Palace, on the other hand, have conceded the most late goals (21), so perhaps there was a statistical air of inevitability, but given the Hatters ever-growing injury crisis – with Teden Mengi and Gabriel Osho added to it in this game, while Ross Barkley played on with a broken nose – it was a remarkable result.
Boss Edwards said: “I keep saying it, other teams that are in that mix, they don’t want to be there. They think they shouldn’t be there.
“We understand it at the moment. We knew this was going to be a big, big challenge, coming into it. We’re all in it together and we know what fight we’re in.
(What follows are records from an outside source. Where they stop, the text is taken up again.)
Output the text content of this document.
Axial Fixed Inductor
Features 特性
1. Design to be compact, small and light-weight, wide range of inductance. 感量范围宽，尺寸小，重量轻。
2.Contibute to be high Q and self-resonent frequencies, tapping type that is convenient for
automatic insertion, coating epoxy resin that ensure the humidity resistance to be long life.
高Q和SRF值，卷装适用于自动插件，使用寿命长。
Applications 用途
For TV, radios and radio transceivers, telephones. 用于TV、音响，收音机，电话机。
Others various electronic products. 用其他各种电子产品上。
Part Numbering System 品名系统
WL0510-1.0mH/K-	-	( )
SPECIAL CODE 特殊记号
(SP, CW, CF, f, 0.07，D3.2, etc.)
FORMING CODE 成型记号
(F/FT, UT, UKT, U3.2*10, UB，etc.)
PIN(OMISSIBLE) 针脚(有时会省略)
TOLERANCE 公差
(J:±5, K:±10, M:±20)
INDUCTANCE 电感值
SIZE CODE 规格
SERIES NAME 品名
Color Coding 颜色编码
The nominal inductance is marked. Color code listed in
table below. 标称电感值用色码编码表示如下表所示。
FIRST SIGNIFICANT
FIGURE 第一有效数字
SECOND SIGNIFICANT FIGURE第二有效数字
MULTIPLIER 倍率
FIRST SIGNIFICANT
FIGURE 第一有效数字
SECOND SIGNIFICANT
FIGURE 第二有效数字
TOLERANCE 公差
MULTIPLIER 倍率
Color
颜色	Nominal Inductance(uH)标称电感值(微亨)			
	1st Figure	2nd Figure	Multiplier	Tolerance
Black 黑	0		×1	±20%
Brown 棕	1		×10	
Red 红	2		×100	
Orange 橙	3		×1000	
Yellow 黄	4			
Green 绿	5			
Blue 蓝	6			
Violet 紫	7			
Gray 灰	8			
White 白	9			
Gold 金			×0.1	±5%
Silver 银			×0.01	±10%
“But we can do it, and that’s what I’ve said to the lads in there (dressing room), ‘we can do this, together’.
“That, with everything else going on, players missing, people playing out of position, and young kids coming on as well, we’re finding a way at the end, in the 95+ minute.
“That’s why we’ll be in this fight, and we’ll keep going all the way.”
That they’re providing a fight at the moment is in itself a Goliath effort, as they now potentially only have one recognised fit centre half, in Reece Burke.
So, it was understandable that, on the back of four straight defeats in the league, Luton’s threadbare options looked fatigued.
It left them so impotent in attack that a Carlton Morris volley in the 81st minute was their first shot on target. Their second would be the leveller.
But it was unforced errors in a particularly dispiriting first half which led to Jean-Philippe Mateta’s opener, a cheeky back-heel on 11 minutes after Alfie Doughty’s short backpass.
And Palace could’ve been out of sight by the break. Jordan Clark got away with another hospital pass as the home scorer rounded Thomas Kaminski but could only find the side-netting.
And though Luton improved in the second period and possession stats ended even, it was the Eagles that possessed all the threat.
Odsonne Édouard hit the bar, while Kaminski pulled off a vital save to keep out a point blank Mateta header and Eberechi Eze came within inches of scoring from just inside the Hatters’ half.
So confident was the latter that he even indulged in some showboating towards the end, which would come back to bite him.
With options limited there was a Premier League debut for 18-year-old academy midfielder Zack Nelson, while Woodrow and former Palace man Andros Townsend were also introduced from the bench and they would combine for the unlikeliest equaliser.
Woodrow began the moving, laying off to Townsend who cut inside and swung a sumptuous cross into the danger zone to where the striker glanced in off the post.
Having been not the end of a point stealing late winner for Aston Villa in the previous game, the travelling faithful went ballistic.
And Town escaped from south London with a point that puts them within a win of the last line of Premier League safety occupied by Nottingham Forest, with the two-time European champions visiting Luton on Saturday.
Just as valuable as the point, will be the belief that, despite ever increasing adversity, the Hatters can still pull off the greatest escape of them all.